La mise en oeuvre des mesures d'accompagnement de la libre circulation suscite la grogne en Suisse romande. Syndicats et cantons s'inquiètent: le Conseil fédéral révise à la baisse les engagements sur les nouveaux inspecteurs anti-dumping pris avant la votation du 25 septembre dernier.

Aldo Ferrari, le secrétaire régional Unia Vaud, a utilisé les grands mots en dénonçant la «promesse violée», le «camouflet» infligé à tous ceux qui ont voté oui l'année dernière. Selon lui, il n'est plus question que de 125 inspecteurs du travail supplémentaires, soit une réduction de près de 20% de l'effectif annoncé pendant la campagne. Pire, Joseph Deiss aurait «plié sous la pression de certains cantons» et renoncé à imposer ce renforcement de l'inspection à ceux qui n'en veulent pas. Alors que le Conseil fédéral aurait «tout intérêt à tenir ses engagements tant que des référendums sont possibles sur la libre circulation».

Dans son message sur l'extension de la libre circulation aux pays de l'Est, le Conseil fédéral avait avancé le chiffre de 150 inspecteurs pour combattre le dumping salarial. Ce nombre ne figure cependant ni dans la loi ni dans l'ordonnance d'application. La Confédération propose maintenant aux cantons de ne plus compter en inspecteurs mais en nombre de contrôles. Elle soumet à leur consultation, jusqu'à fin avril, des «contrats de prestation» individualisés. La Confédération financera 50% du salaire de ces nouveaux inspecteurs. Rien n'empêche les cantons d'en engager à leurs propres frais autant que bon leur semble.

«Je comprends que les syndicats aient le sentiment d'avoir été trompés sur la marchandise», note Roger Piccand, chef du Service vaudois de l'emploi. Selon le projet de contrat de prestation qui lui est soumis par la Confédération, le nombre de nouveaux inspecteurs cofinancés par Berne devrait se monter à 7 ou 8, ce qui est inférieur à ce qui était espéré. Le canton demandera le retour à l'ambition première.

Cantons frustrés

Genève a mis en place en 2004 déjà tous les inspecteurs qui lui semblaient nécessaires. Mais il n'en attendait pas moins un soutien fédéral. Christian Ducret, directeur adjoint de l'Office d'inspection du travail, exprime également la déception de son canton face au document reçu. «Avec le nombre de contrôles proposé, on est très en deçà du ratio 1 inspecteur pour 25 000 emplois qui était l'argument de vente lors de la campagne.»

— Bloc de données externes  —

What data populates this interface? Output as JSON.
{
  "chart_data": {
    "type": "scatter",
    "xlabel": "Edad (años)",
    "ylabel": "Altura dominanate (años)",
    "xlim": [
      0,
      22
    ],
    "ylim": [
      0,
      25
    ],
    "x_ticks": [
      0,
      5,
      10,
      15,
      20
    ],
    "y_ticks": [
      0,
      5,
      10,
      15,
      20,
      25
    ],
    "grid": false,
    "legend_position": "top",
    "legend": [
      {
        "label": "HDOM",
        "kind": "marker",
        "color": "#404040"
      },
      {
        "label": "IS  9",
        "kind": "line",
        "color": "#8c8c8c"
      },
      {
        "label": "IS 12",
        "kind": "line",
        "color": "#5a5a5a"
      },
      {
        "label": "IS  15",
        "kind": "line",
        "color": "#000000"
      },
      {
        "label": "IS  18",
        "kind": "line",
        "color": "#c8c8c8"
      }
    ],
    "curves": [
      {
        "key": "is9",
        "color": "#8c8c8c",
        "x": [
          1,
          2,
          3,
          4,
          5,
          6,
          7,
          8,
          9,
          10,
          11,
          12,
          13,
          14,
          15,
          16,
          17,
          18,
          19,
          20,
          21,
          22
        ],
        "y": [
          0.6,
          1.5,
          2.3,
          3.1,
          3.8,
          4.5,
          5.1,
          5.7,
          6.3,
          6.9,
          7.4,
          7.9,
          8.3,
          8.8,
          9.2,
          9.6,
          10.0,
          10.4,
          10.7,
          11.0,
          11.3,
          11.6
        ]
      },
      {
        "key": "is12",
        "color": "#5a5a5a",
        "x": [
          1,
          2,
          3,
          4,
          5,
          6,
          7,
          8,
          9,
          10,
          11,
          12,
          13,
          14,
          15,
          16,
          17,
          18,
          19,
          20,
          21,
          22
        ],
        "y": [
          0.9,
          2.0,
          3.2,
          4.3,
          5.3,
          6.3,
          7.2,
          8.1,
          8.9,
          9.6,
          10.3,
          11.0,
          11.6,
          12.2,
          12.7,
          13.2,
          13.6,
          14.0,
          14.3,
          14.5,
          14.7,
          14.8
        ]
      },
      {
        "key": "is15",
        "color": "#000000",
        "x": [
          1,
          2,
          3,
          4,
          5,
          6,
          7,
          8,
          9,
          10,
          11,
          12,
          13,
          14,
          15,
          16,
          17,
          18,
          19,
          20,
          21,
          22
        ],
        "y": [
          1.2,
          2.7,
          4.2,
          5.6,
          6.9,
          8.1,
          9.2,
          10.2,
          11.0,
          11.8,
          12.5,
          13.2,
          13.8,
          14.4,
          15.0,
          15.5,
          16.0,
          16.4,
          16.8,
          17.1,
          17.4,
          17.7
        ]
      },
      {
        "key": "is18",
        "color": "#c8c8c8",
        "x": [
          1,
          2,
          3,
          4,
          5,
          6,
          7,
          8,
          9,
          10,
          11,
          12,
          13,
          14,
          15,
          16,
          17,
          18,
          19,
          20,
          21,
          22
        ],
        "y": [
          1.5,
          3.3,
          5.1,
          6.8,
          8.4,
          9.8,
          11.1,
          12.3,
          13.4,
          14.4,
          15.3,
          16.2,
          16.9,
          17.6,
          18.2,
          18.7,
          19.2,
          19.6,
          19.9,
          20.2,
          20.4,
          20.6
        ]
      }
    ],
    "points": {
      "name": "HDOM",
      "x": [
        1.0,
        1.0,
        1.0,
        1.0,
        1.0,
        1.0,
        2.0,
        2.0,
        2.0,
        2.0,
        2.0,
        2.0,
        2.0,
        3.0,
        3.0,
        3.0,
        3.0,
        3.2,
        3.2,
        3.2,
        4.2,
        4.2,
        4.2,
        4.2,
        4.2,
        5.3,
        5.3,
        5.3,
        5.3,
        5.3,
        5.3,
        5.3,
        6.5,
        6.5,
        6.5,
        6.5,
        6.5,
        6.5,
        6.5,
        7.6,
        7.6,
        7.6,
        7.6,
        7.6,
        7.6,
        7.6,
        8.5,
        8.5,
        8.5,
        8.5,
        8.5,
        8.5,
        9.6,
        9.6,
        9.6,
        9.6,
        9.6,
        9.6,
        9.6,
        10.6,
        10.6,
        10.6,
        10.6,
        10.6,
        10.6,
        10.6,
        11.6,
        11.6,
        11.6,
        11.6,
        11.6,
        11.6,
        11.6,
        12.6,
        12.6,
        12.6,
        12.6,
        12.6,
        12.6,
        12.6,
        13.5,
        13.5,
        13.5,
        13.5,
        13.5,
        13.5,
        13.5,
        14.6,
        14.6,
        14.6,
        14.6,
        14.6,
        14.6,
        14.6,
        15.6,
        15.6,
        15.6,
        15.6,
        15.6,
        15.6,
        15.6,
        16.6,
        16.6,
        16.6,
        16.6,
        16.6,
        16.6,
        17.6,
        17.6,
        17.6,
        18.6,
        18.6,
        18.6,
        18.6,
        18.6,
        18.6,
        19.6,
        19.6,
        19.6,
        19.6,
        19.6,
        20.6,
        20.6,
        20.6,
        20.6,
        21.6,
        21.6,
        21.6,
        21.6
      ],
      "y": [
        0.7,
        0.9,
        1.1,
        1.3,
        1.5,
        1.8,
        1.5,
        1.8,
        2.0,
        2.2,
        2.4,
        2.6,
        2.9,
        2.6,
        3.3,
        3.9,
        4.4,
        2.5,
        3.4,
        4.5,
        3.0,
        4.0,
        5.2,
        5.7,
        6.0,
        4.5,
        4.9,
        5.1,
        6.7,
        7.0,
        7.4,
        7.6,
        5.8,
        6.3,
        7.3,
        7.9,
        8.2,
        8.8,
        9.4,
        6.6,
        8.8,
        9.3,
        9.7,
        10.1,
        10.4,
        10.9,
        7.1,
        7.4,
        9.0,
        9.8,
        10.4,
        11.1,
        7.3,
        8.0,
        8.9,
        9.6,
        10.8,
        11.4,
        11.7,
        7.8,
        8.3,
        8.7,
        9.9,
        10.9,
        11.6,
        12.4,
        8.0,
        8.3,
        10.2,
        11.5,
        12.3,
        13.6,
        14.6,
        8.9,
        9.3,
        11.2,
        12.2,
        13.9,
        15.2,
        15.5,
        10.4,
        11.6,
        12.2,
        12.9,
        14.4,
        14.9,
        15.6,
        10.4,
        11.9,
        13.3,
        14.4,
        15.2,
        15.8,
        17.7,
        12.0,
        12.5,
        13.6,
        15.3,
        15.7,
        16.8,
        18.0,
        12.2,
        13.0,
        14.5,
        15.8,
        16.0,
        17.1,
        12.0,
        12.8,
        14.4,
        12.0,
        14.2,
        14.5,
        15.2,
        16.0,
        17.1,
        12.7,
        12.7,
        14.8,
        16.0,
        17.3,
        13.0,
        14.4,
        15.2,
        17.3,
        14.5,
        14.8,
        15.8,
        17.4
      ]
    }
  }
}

Le projet de convention reçu par Neuchâtel suscite également «beaucoup d'interrogations». «On nous propose 270 contrôles par an, explique Fabio Pierloni, le chef du Service cantonal de l'emploi. Ce n'est pas assez, vu le nombre de travailleurs détachés que nous avons. Nous allons contester ce chiffre.»

A Neuchâtel, tous les détachés annoncés ont été contrôlés. Ces opérations ont permis de détecter 13 à 14% d'infractions. Le syndicaliste vaudois Aldo Ferrari communique pour sa part avoir découvert 90% d'infractions salariales dans les 38 contrôles menés en 2005 dans les branches à convention collective de force obligatoire: «Les salaires à 8 ou 10 euros sont fréquents dans la construction, ce qui fait qu'il manque de 1000 à 1500 francs pour arriver au salaire suisse. Beaucoup de détachés viennent d'Allemagne, après avoir payé le voyage de leur poche.»

Dans leur réponse à la Confédération, les cantons romands devraient insister sur la nécessité de mener les contrôles dans tout le pays avec la même intensité. Rien ne sert d'être strict dans un canton si c'est le laxisme chez le voisin. «Traditionnellement, il y a une plus grande volonté de lutte contre les abus dans les cantons latins, note Roger Piccand. Mais cela est en train de changer, depuis que des cas d'abus ont été découverts à Bâle et à Zurich.»

Le Secrétariat d'Etat à l'économie (Seco) a rejeté ces critiques comme étant «infondées». Le nombre de 150 inspecteurs est toujours valable et tous les cantons feront des contrôles, assure-t-il. Il s'exprimera plus précisément la semaine prochaine.